What business or indeed Government division, be that Wales, Northern Ireland or anywhere else in the UK could possible even consider committing such an investment into such a sporting event next year?
Let’s consider the business investment side:
Speaking from a position where ones livelihood relies on events and sporting activities both nationally and globally. One can write that global brands are tightening their purses following a horrendous 2020, which delivered huge impacts to their businesses. This in turn has hit both national and international sporting federations, events and activities hard. Where they would normally rely on such funding and sponsorship from such brands, budgets for such activities have been crippled, hitting those sporting federations, events and the industry as a whole significantly.
So if we consider the above we are likely to rule out the possibility of a significant brand or business from stepping forward and we then have to turn to other alternative potential sources such as the Governments to fund such an event.
What Government be that regional or National would one expect to entertain the risk of public money of this level on such a minority motorsport or any other sporting event in the current climate?
An extremely brave and bold one no doubt but would one really be prepared to gamble that public money giving that the outlook is looking so unfavourable?
Oh but how come other countries can commit and still go ahead with such sporting events such as hosting a round of the WRC?
Every country and round of the WRC which is currently pencilled in for next year has it very own circumstances, both in relation to finances & funding and COVID. Many succumbed to COVID in 2020 and although they may have levels of optimism for 2021, some will indeed be able to adapt and will continue to host their round of the WRC. Whereas others are more than likely to end in the same way as 2020 did, should the pandemic continue.

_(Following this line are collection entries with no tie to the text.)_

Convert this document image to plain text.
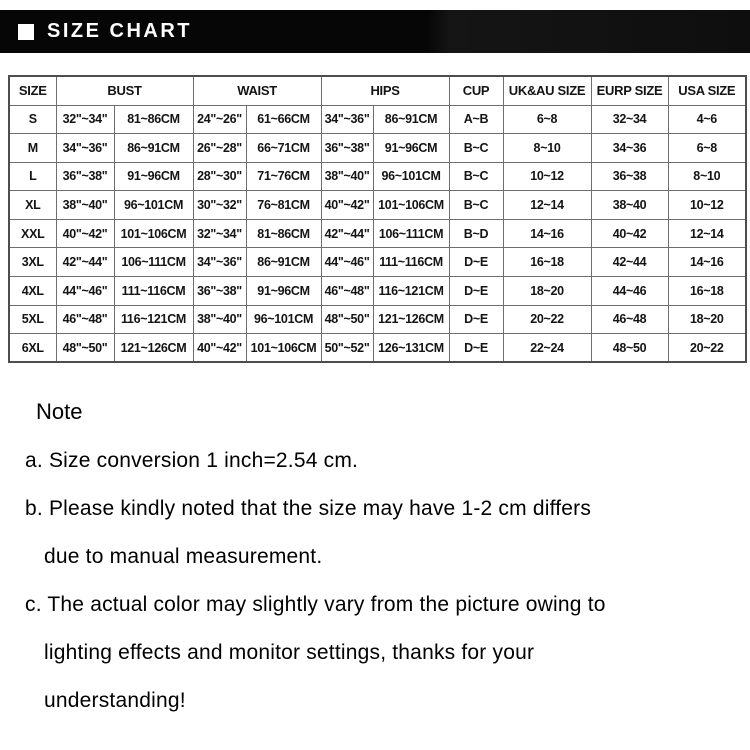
SIZE CHART
SIZE	BUST		WAIST		HIPS		CUP	UK&AU SIZE	EURP SIZE	USA SIZE
S	32"~34"	81~86CM	24"~26"	61~66CM	34"~36"	86~91CM	A~B	6~8	32~34	4~6
M	34"~36"	86~91CM	26"~28"	66~71CM	36"~38"	91~96CM	B~C	8~10	34~36	6~8
L	36"~38"	91~96CM	28"~30"	71~76CM	38"~40"	96~101CM	B~C	10~12	36~38	8~10
XL	38"~40"	96~101CM	30"~32"	76~81CM	40"~42"	101~106CM	B~C	12~14	38~40	10~12
XXL	40"~42"	101~106CM	32"~34"	81~86CM	42"~44"	106~111CM	B~D	14~16	40~42	12~14
3XL	42"~44"	106~111CM	34"~36"	86~91CM	44"~46"	111~116CM	D~E	16~18	42~44	14~16
4XL	44"~46"	111~116CM	36"~38"	91~96CM	46"~48"	116~121CM	D~E	18~20	44~46	16~18
5XL	46"~48"	116~121CM	38"~40"	96~101CM	48"~50"	121~126CM	D~E	20~22	46~48	18~20
6XL	48"~50"	121~126CM	40"~42"	101~106CM	50"~52"	126~131CM	D~E	22~24	48~50	20~22
Note
a. Size conversion 1 inch=2.54 cm.
b. Please kindly noted that the size may have 1-2 cm differs
due to manual measurement.
c. The actual color may slightly vary from the picture owing to
lighting effects and monitor settings, thanks for your
understanding!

But what sets others apart from the UK is that the UK and the businesses which operate here now faces the added complexity of BREXIT in January.
Brexit will no doubt be a cause for concern for many businesses here in the UK as they navigate this turbulent time ahead of which they are faced with. Some of whom could well have potentially considered sponsorship or investment in such a sporting event on our shores in the past, I’ve no doubt would now relegate such a consideration much further down their priorities list, as they now look to protect the future of their business.
Given that the allocated slot for the UK is late August, timescales to organise the rally are reducing, the FIA and WRC promoter are looking for real viable options that are most likely to be fruitful and uncertainty is doing the UK no favours.
We can only adopt an open mind here when it comes to the UKs position in the World Rally Championships but the British Rally fans absolutely must at least entertain the possibility of a no deal on this front.